A multiyear effort to boost career technical education at Sonoma County schools has begun to fund programs, with a new Career Technical Education Fund pledging more than $500,000 over five years to help launch and support workforce training courses.
The fund, launched last year and operated under the nonprofit Community Foundation Sonoma County, is part of a broader movement among regional educators and employers to support the kind of science, technology, engineering and math skills that are currently in demand by some of the county's largest companies.
"When you talk to local businesses, a lot of them say they have openings. But they can't find qualified people," said Tony Crabb, a leader in the effort to establish the fund and owner of Healdsburg's Puma Springs Vineyards. "There's a lot of support right now from business. We're looking to enhance that."
The Career Technology Fund will provide between $17,000 and $20,000 to six Sonoma County school districts this year.
New programs include an engineering course at Petaluma Joint Union High School District, with funding to cover supplies and instructor compensation. The course is designed for students interested in the school's Industry Technology programs that are "capable of high-level theoretical academic work," according to an announcement.
Other programs include engineering courses with significant work-based learning elements at Sonoma Valley Unified School District, a hands-on course in two districts described as a "modern-day shop class" and a "farm-to-table" course integrating culinary arts and agriculture.

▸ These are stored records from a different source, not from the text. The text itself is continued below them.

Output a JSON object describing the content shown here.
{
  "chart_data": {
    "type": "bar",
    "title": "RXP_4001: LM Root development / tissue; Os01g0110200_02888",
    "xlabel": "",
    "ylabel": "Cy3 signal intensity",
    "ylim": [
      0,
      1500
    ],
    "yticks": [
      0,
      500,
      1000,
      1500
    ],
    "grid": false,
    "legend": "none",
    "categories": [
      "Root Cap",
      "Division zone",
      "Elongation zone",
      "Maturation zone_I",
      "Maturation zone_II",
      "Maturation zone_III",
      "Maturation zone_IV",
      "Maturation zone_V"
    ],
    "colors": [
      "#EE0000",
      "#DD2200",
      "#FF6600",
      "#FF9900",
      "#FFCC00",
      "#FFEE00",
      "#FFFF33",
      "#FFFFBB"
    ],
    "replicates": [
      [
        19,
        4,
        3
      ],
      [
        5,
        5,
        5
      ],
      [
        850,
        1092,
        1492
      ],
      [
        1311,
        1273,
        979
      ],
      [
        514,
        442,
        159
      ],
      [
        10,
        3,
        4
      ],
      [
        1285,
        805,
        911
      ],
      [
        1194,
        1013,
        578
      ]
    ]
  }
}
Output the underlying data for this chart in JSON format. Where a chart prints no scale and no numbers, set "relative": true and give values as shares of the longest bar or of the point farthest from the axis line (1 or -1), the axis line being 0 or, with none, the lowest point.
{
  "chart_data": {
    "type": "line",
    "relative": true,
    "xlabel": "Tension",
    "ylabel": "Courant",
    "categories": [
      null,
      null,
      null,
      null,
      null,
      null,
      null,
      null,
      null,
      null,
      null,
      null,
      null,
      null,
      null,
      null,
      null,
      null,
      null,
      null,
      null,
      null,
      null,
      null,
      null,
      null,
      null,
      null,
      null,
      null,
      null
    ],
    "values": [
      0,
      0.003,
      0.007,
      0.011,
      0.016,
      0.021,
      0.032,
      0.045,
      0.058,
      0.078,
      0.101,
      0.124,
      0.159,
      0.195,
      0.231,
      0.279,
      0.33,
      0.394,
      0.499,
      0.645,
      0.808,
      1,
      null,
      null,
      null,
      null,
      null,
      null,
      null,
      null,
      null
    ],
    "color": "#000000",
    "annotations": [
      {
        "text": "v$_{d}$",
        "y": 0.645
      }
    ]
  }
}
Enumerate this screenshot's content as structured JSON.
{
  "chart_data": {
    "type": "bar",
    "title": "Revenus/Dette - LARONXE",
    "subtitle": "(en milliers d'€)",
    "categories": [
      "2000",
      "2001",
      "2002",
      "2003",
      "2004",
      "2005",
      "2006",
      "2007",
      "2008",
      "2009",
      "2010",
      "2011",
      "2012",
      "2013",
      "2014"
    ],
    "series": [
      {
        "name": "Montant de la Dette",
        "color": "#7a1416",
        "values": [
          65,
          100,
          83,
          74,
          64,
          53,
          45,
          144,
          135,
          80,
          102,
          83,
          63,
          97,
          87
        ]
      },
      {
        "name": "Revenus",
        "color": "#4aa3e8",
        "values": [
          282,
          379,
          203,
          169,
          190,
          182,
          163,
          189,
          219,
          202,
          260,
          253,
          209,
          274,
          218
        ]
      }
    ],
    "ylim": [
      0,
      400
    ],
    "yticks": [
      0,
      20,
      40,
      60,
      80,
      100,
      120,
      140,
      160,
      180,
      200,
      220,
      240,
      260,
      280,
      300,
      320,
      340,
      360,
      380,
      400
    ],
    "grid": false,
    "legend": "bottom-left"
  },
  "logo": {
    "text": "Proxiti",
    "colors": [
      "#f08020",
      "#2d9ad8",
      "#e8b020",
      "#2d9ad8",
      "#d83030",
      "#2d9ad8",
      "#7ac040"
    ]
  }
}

There are already more than 350 career technical education courses currently offered through 15 Sonoma County high schools, focusing on areas like agriculture, arts, building trades and health care, according to the Sonoma County Office of Education. Many of those courses attract the participation of private sector employers in various capacities.
"Yet it hasn't been very systematic, or aligned directly with the employment needs of our economy," said Stephen Jackson, director of career development and workforce preparation at the Office of Education, of the smattering of programs that exist throughout the county.
Leaders in establishing the CTE Fund describe it as an opportunity for fostering a new connection between regional employers and the county's public schools. Awards are allocated for programs that are carefully tailored to regional skill needs, creating an incentive for dialogue between schools and the private sector.
"We thought that we needed a specific infrastructure to fund career technical education. It's not like adding another section of English or math. You need specialized equipment and instructors -- it's expensive," said Mr. Jackson, whose work has included coordinating the larger focus for the private and public sectors in fostering those skills. "We haven't had a specific funding source outside of what we get from the state, but we have some specific needs."
Efforts are under way to pursue additional investment into the fund from employers, who will in turn receive a greater say in what programs are funded as part of an initial "founders circle," Mr. Jackson said.
Talk of forming a public/private coalition focused on career technical education began as early as 2007, riding a growing interest that has since inspired the launch of programs like the Santa Rosa Chamber of Commerce's Mike Hauser Algebra Academy, Mr. Jackson said. Other groups focused on those efforts include regional colleges, the Sonoma County Workforce Investment Board, the county Economic Development Board, chambers of commerce and the North Coast Builders Exchange.